Question

From the top of a cone of base radius 24cm and height 45cm a cone of slant height 17cm is cut off. What is the volume of the remaining frustum of the cone?

Answer 1

Hint: Assume that the height of the cone cut from the larger cone be h and radius be r. Use the fact that the triangle formed by the slant height, radius, and height of the smaller cone and the triangle formed by the slant height, radius, and height of the larger cone is similar. Hence find the value of h and r and hence find the height and the radii of the frustum of a cone. Use the fact that the volume of frustum of cone of height h and radii ${{r}_{1}}$ and ${{r}_{2}}$ is given by $V=\dfrac{1}{3}\pi h\left( r_{1}^{2}+{{r}_{1}}{{r}_{2}}+r_{2}^{2} \right)$. Hence find the volume of the frustum of the cone.

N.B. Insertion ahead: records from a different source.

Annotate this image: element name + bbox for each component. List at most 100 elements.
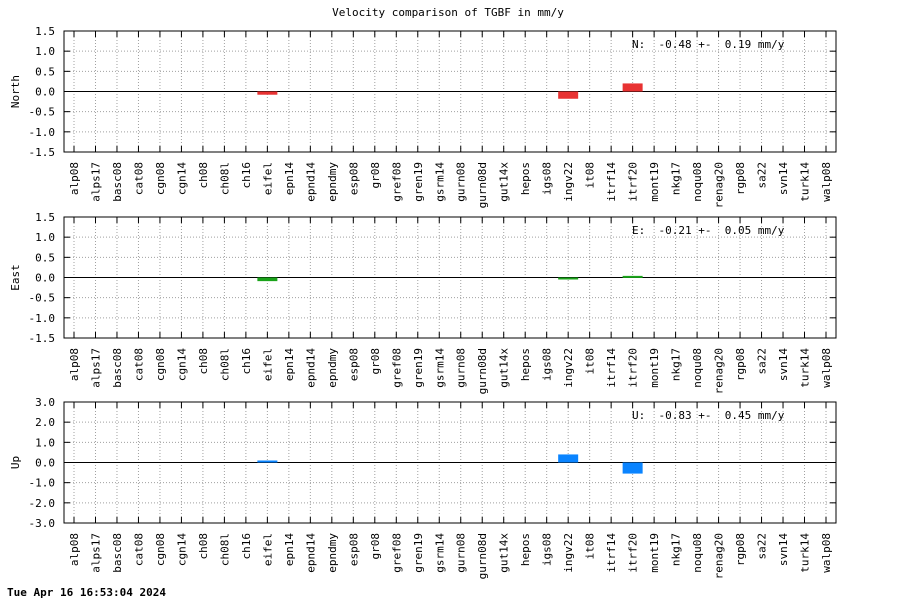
xtick-label: renag20 (713, 533, 726, 579)
xtick-label: itrf20 (627, 533, 640, 573)
ytick-label: 0.5 (35, 251, 55, 264)
bar-itrf20 (622, 462, 643, 474)
bar-ingv22 (558, 277, 579, 280)
xtick-label: igs08 (541, 162, 554, 195)
xtick-label: nkg17 (670, 162, 683, 195)
xtick-label: svn14 (777, 348, 790, 381)
xtick-label: sa22 (756, 533, 769, 560)
ytick-label: -1.0 (29, 126, 56, 139)
xtick-label: ch16 (240, 348, 253, 375)
panel-north: 1.5 1.0 0.5 0.0 -0.5 -1.0 -1.5 alp08 alps17 basc0… (9, 25, 837, 208)
ytick-label: 1.0 (35, 436, 55, 449)
xtick-label: hepos (519, 348, 532, 381)
xtick-label: gsrm14 (433, 348, 446, 388)
xtick-label: cgn14 (175, 162, 188, 195)
xtick-label: ch08l (218, 533, 231, 566)
xtick-label: ch16 (240, 162, 253, 189)
xtick-label: sa22 (756, 162, 769, 189)
xtick-label: basc08 (111, 162, 124, 202)
xtick-label: mont19 (648, 162, 661, 202)
bar-itrf20 (622, 83, 643, 92)
xtick-label: gref08 (390, 348, 403, 388)
xtick-label: gurn08 (455, 533, 468, 573)
xtick-label: noqu08 (691, 348, 704, 388)
timestamp: Tue Apr 16 16:53:04 2024 (7, 586, 166, 599)
xtick-label: turk14 (799, 533, 812, 573)
xtick-label: ch08 (197, 162, 210, 189)
xtick-label: alps17 (89, 162, 102, 202)
ytick-label: -1.0 (29, 477, 56, 490)
y-axis-label: East (9, 264, 22, 291)
plot-frame (63, 216, 837, 339)
xtick-label: epndmy (326, 348, 339, 388)
bar-ingv22 (558, 91, 579, 99)
ytick-label: -1.5 (29, 332, 56, 345)
xtick-label: alp08 (68, 162, 81, 195)
xtick-label: gurn08d (476, 162, 489, 208)
xtick-label: epndmy (326, 533, 339, 573)
xtick-label: alp08 (68, 533, 81, 566)
xtick-label: gren19 (412, 533, 425, 573)
bar-ingv22 (558, 454, 579, 463)
xtick-label: epnd14 (304, 533, 317, 573)
xtick-label: ch08l (218, 162, 231, 195)
bar-eifel (257, 460, 278, 463)
ytick-label: -2.0 (29, 497, 56, 510)
ytick-label: -1.0 (29, 312, 56, 325)
xtick-label: noqu08 (691, 533, 704, 573)
plot-frame (63, 30, 837, 153)
xtick-label: epndmy (326, 162, 339, 202)
xtick-label: rgp08 (734, 162, 747, 195)
xtick-label: gr08 (369, 533, 382, 560)
xtick-label: itrf14 (605, 348, 618, 388)
xtick-label: rgp08 (734, 348, 747, 381)
xtick-label: eifel (261, 162, 274, 195)
xtick-label: gut14x (498, 533, 511, 573)
xtick-label: epnd14 (304, 348, 317, 388)
ytick-label: 1.5 (35, 211, 55, 224)
xtick-label: itrf14 (605, 162, 618, 202)
xtick-label: it08 (584, 533, 597, 560)
xtick-label: cgn08 (154, 348, 167, 381)
plot-frame (63, 401, 837, 524)
xtick-label: ingv22 (562, 162, 575, 202)
bar-itrf20 (622, 275, 643, 278)
ytick-label: -0.5 (29, 292, 56, 305)
xtick-label: cgn14 (175, 348, 188, 381)
ytick-label: 0.5 (35, 65, 55, 78)
y-axis-label: Up (9, 456, 22, 469)
xtick-label: alp08 (68, 348, 81, 381)
ytick-label: 1.5 (35, 25, 55, 38)
xtick-label: cat08 (132, 162, 145, 195)
xtick-label: ch08l (218, 348, 231, 381)
xtick-label: mont19 (648, 348, 661, 388)
stat-annotation: U: -0.83 +- 0.45 mm/y (632, 409, 785, 422)
xtick-label: gr08 (369, 162, 382, 189)
xtick-label: ch08 (197, 348, 210, 375)
xtick-label: esp08 (347, 533, 360, 566)
xtick-label: esp08 (347, 348, 360, 381)
xtick-label: it08 (584, 162, 597, 189)
xtick-label: svn14 (777, 162, 790, 195)
xtick-label: itrf14 (605, 533, 618, 573)
xtick-label: eifel (261, 348, 274, 381)
xtick-label: basc08 (111, 533, 124, 573)
xtick-label: cat08 (132, 348, 145, 381)
ytick-label: 2.0 (35, 416, 55, 429)
xtick-label: gr08 (369, 348, 382, 375)
xtick-label: igs08 (541, 533, 554, 566)
xtick-label: noqu08 (691, 162, 704, 202)
xtick-label: cat08 (132, 533, 145, 566)
xtick-label: gut14x (498, 348, 511, 388)
ytick-label: 0.0 (35, 457, 55, 470)
xtick-label: walp08 (820, 533, 833, 573)
xtick-label: epn14 (283, 533, 296, 566)
xtick-label: renag20 (713, 348, 726, 394)
xtick-label: turk14 (799, 162, 812, 202)
xtick-label: gurn08 (455, 348, 468, 388)
ytick-label: 1.0 (35, 231, 55, 244)
xtick-label: itrf20 (627, 348, 640, 388)
xtick-label: ingv22 (562, 533, 575, 573)
stat-annotation: N: -0.48 +- 0.19 mm/y (632, 38, 785, 51)
ytick-label: -0.5 (29, 106, 56, 119)
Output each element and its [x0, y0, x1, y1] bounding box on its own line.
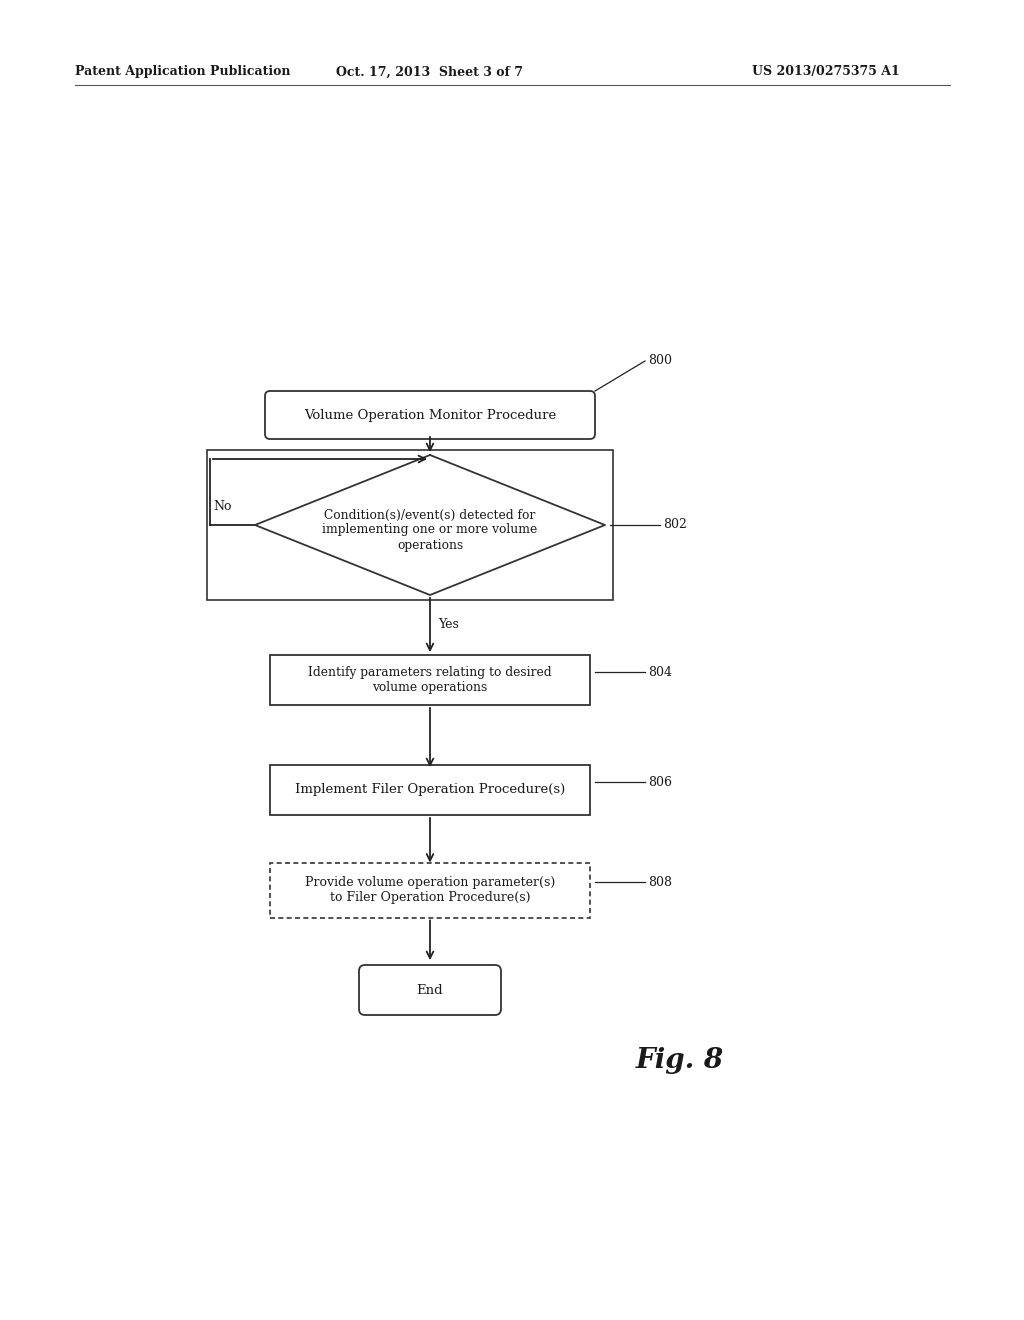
Text: Implement Filer Operation Procedure(s): Implement Filer Operation Procedure(s): [295, 784, 565, 796]
Text: Yes: Yes: [438, 619, 459, 631]
Text: US 2013/0275375 A1: US 2013/0275375 A1: [753, 66, 900, 78]
Bar: [207, 450, 613, 601]
Text: Patent Application Publication: Patent Application Publication: [75, 66, 291, 78]
Bar: [270, 655, 590, 705]
Text: 808: 808: [648, 875, 672, 888]
Text: End: End: [417, 983, 443, 997]
Text: Provide volume operation parameter(s)
to Filer Operation Procedure(s): Provide volume operation parameter(s) to…: [305, 876, 555, 904]
Text: 800: 800: [648, 355, 672, 367]
Bar: [270, 766, 590, 814]
Text: Volume Operation Monitor Procedure: Volume Operation Monitor Procedure: [304, 408, 556, 421]
Text: 806: 806: [648, 776, 672, 788]
Text: Fig. 8: Fig. 8: [636, 1047, 724, 1073]
Text: No: No: [213, 500, 231, 513]
FancyBboxPatch shape: [265, 391, 595, 440]
Text: Identify parameters relating to desired
volume operations: Identify parameters relating to desired …: [308, 667, 552, 694]
Text: Condition(s)/event(s) detected for
implementing one or more volume
operations: Condition(s)/event(s) detected for imple…: [323, 508, 538, 552]
Text: 804: 804: [648, 665, 672, 678]
Text: 802: 802: [663, 519, 687, 532]
Text: Oct. 17, 2013  Sheet 3 of 7: Oct. 17, 2013 Sheet 3 of 7: [337, 66, 523, 78]
Polygon shape: [255, 455, 605, 595]
FancyBboxPatch shape: [359, 965, 501, 1015]
Bar: [270, 862, 590, 917]
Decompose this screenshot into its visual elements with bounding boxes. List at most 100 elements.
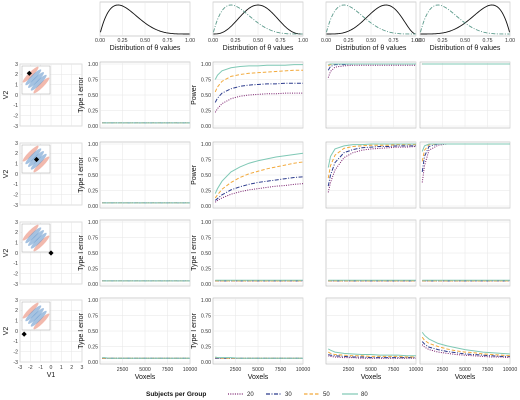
location-y-tick-label: 0 xyxy=(15,93,18,99)
location-panel-row-2: -3 -2 -1 0 1 2 3 V2 xyxy=(3,141,83,209)
result-panel-r1c1: 0.00 0.25 0.50 0.75 1.00 Type I error xyxy=(78,61,191,130)
result-x-tick-label: 2500 xyxy=(343,367,355,373)
pattern-inset-image xyxy=(21,301,51,331)
result-y-tick-label: 0.25 xyxy=(201,188,211,194)
location-x-tick-label: -2 xyxy=(28,365,33,371)
result-y-tick-label: 0.50 xyxy=(88,93,98,99)
location-y-axis-title: V2 xyxy=(3,170,10,179)
location-x-tick-label: -1 xyxy=(38,365,43,371)
series-line-30 xyxy=(328,354,416,359)
result-y-tick-label: 1.00 xyxy=(88,298,98,304)
location-point xyxy=(33,156,40,163)
result-x-tick-label: 10000 xyxy=(409,367,424,373)
result-x-tick-label: 5000 xyxy=(459,367,471,373)
result-y-tick-label: 0.25 xyxy=(201,266,211,272)
location-x-axis-title: V1 xyxy=(47,372,56,379)
pattern-blob xyxy=(33,156,50,173)
distribution-tick-label: 0.25 xyxy=(230,38,240,44)
location-y-tick-label: 1 xyxy=(15,318,18,324)
distribution-tick-label: 0.50 xyxy=(460,38,470,44)
location-point xyxy=(21,331,27,337)
result-panel-r4c4: 2500 5000 7500 10000 Voxels xyxy=(419,297,518,381)
series-line-80 xyxy=(328,348,416,357)
result-x-tick-label: 7500 xyxy=(275,367,287,373)
series-line-80 xyxy=(214,152,304,194)
distribution-tick-label: 0.75 xyxy=(388,38,398,44)
distribution-panel-4: 0.00 0.25 0.50 0.75 1.00 Distribution of θ va… xyxy=(415,1,515,52)
pattern-blob xyxy=(33,313,50,330)
result-x-tick-label: 2500 xyxy=(437,367,449,373)
location-y-tick-label: -2 xyxy=(13,271,18,277)
result-panel-r3c2: 0.00 0.25 0.50 0.75 1.00 Type I error xyxy=(191,219,304,288)
location-y-tick-label: -2 xyxy=(13,349,18,355)
series-line-20 xyxy=(327,145,417,193)
series-line-80 xyxy=(421,331,511,355)
pattern-blob xyxy=(22,145,39,162)
result-y-tick-label: 0.50 xyxy=(201,329,211,335)
result-y-tick-label: 0.25 xyxy=(201,344,211,350)
result-panel-r2c4 xyxy=(419,141,511,209)
pattern-blob xyxy=(25,69,42,86)
result-y-tick-label: 1.00 xyxy=(201,298,211,304)
result-y-tick-label: 0.75 xyxy=(201,235,211,241)
result-y-tick-label: 1.00 xyxy=(88,142,98,148)
location-y-tick-label: 3 xyxy=(15,220,18,226)
result-x-tick-label: 10000 xyxy=(503,367,518,373)
result-y-tick-label: 0.00 xyxy=(88,282,98,288)
result-panel-r4c2: 0.00 0.25 0.50 0.75 1.00 Type I error 2500 5000… xyxy=(191,297,310,381)
pattern-blob xyxy=(25,305,42,322)
location-y-tick-label: 3 xyxy=(15,62,18,68)
distribution-axis-title: Distribution of θ values xyxy=(336,45,407,52)
distribution-tick-label: 0.25 xyxy=(437,38,447,44)
location-y-tick-label: -1 xyxy=(13,261,18,267)
location-y-axis-title: V2 xyxy=(3,327,10,336)
result-x-tick-label: 2500 xyxy=(117,367,129,373)
result-y-axis-title: Power xyxy=(191,84,198,105)
result-y-tick-label: 0.00 xyxy=(201,360,211,366)
distribution-tick-label: 1.00 xyxy=(298,38,308,44)
distribution-curve-dashdot xyxy=(326,4,416,35)
pattern-blob xyxy=(28,230,44,246)
pattern-blob xyxy=(30,232,47,249)
series-line-50 xyxy=(214,69,303,93)
result-panel-r1c2: 0.00 0.25 0.50 0.75 1.00 Power xyxy=(191,61,304,130)
result-y-tick-label: 0.25 xyxy=(88,188,98,194)
distribution-curve-solid xyxy=(326,4,416,35)
distribution-tick-label: 1.00 xyxy=(411,38,421,44)
result-x-axis-title: Voxels xyxy=(455,374,476,381)
location-x-tick-label: 0 xyxy=(50,365,53,371)
location-x-tick-label: 3 xyxy=(81,365,84,371)
distribution-tick-label: 0.25 xyxy=(117,38,127,44)
location-y-axis-title: V2 xyxy=(3,91,10,100)
distribution-curve-dashdot xyxy=(213,4,303,35)
result-y-tick-label: 1.00 xyxy=(201,142,211,148)
distribution-axis-title: Distribution of θ values xyxy=(110,45,181,52)
series-line-80 xyxy=(327,143,416,168)
legend-label-20: 20 xyxy=(247,392,254,398)
distribution-tick-label: 0.50 xyxy=(140,38,150,44)
location-point xyxy=(26,70,32,76)
series-line-20 xyxy=(421,143,510,183)
result-x-tick-label: 7500 xyxy=(162,367,174,373)
pattern-blob xyxy=(22,302,39,319)
location-y-tick-label: 2 xyxy=(15,72,18,78)
distribution-tick-label: 0.50 xyxy=(366,38,376,44)
result-panel-r4c1: 0.00 0.25 0.50 0.75 1.00 Type I error 2500 5000… xyxy=(78,297,197,381)
result-x-tick-label: 7500 xyxy=(388,367,400,373)
location-y-tick-label: 2 xyxy=(15,308,18,314)
series-line-20 xyxy=(328,355,416,359)
distribution-axis-title: Distribution of θ values xyxy=(430,45,501,52)
result-y-tick-label: 0.50 xyxy=(88,329,98,335)
location-y-tick-label: 0 xyxy=(15,172,18,178)
series-line-50 xyxy=(327,144,416,179)
result-x-tick-label: 7500 xyxy=(482,367,494,373)
pattern-blob xyxy=(25,148,42,165)
location-panel-row-4: -3 -2 -1 0 1 2 3 V2 -3 -2 -1 0 1 2 3 V1 xyxy=(3,298,84,379)
series-line-30 xyxy=(214,176,304,201)
location-y-tick-label: -3 xyxy=(13,203,18,209)
result-panel-r3c3 xyxy=(325,219,417,287)
location-panel-row-3: -3 -2 -1 0 1 2 3 V2 xyxy=(3,220,83,288)
series-line-30 xyxy=(327,145,416,187)
location-x-tick-label: 2 xyxy=(70,365,73,371)
pattern-blob xyxy=(33,235,50,252)
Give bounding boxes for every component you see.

Complete step-by-step solution:

We have DH = height of the larger cone = 45cm
HI = radius of the larger cone = 24cm
DG = slant height of the smaller cone = 17cm.
We know that $l=\sqrt{{{r}^{2}}+{{h}^{2}}}$, where l is the slant height of a cone, r the radius of the cone, and h the height of the cone
Hence, we have $DI=\sqrt{{{24}^{2}}+{{45}^{2}}}=51$
Hence, we have DI = 51cm
In triangle DJG and DHI, we have JG || HI.
Hence, we have
$\angle DJG=\angle DHI$(Corresponding angles)
$\angle DGJ=\angle DIH$(Corresponding angles)
Hence by AA similarity, we have
$\Delta DJG\sim\Delta DHI$
Hence, we have
$\begin{align}
  & \dfrac{DJ}{DH}=\dfrac{JG}{HI}=\dfrac{DG}{DI} \\
 & \Rightarrow \dfrac{DJ}{45}=\dfrac{JG}{24}=\dfrac{17}{51}=\dfrac{1}{3} \\
\end{align}$
Hence, we have
$\dfrac{DJ}{45}=\dfrac{1}{3}\Rightarrow DJ=15$ and $\dfrac{JG}{24}=\dfrac{1}{3}\Rightarrow JG=8$
Hence, we have
DJ = 15cm and JG = 8cm.
Hence for the remaining frustum of cone, we have
$h=45-15=30,{{r}_{1}}=24,{{r}_{2}}=8$
We know that the volume of the frustum of cone of height h and radii ${{r}_{1}}$ and ${{r}_{2}}$ is given by
$V=\dfrac{1}{3}\pi h\left( r_{1}^{2}+{{r}_{1}}{{r}_{2}}+r_{2}^{2} \right)$
Hence, we have
$V=\dfrac{1}{3}\times \dfrac{22}{7}\times 30\left( {{24}^{2}}+24\times 8+{{8}^{2}} \right)=26148.57$ cubic centimetres.

Note: Alternatively, we can find the volume of the frustum of the cone by subtracting the volume of the smaller cone from the volume of the larger cone.
Hence, we have
$\begin{align}
  & V=\dfrac{1}{3}\pi r_{1}^{2}{{h}_{1}}-\dfrac{1}{3}\pi r_{2}^{2}{{h}_{2}} \\
 & =\dfrac{1}{3}\times \dfrac{22}{7}\left( {{24}^{2}}\times 45-{{8}^{2}}\times 15 \right)=26148.57 \\
\end{align}$
Which is the same as obtained above.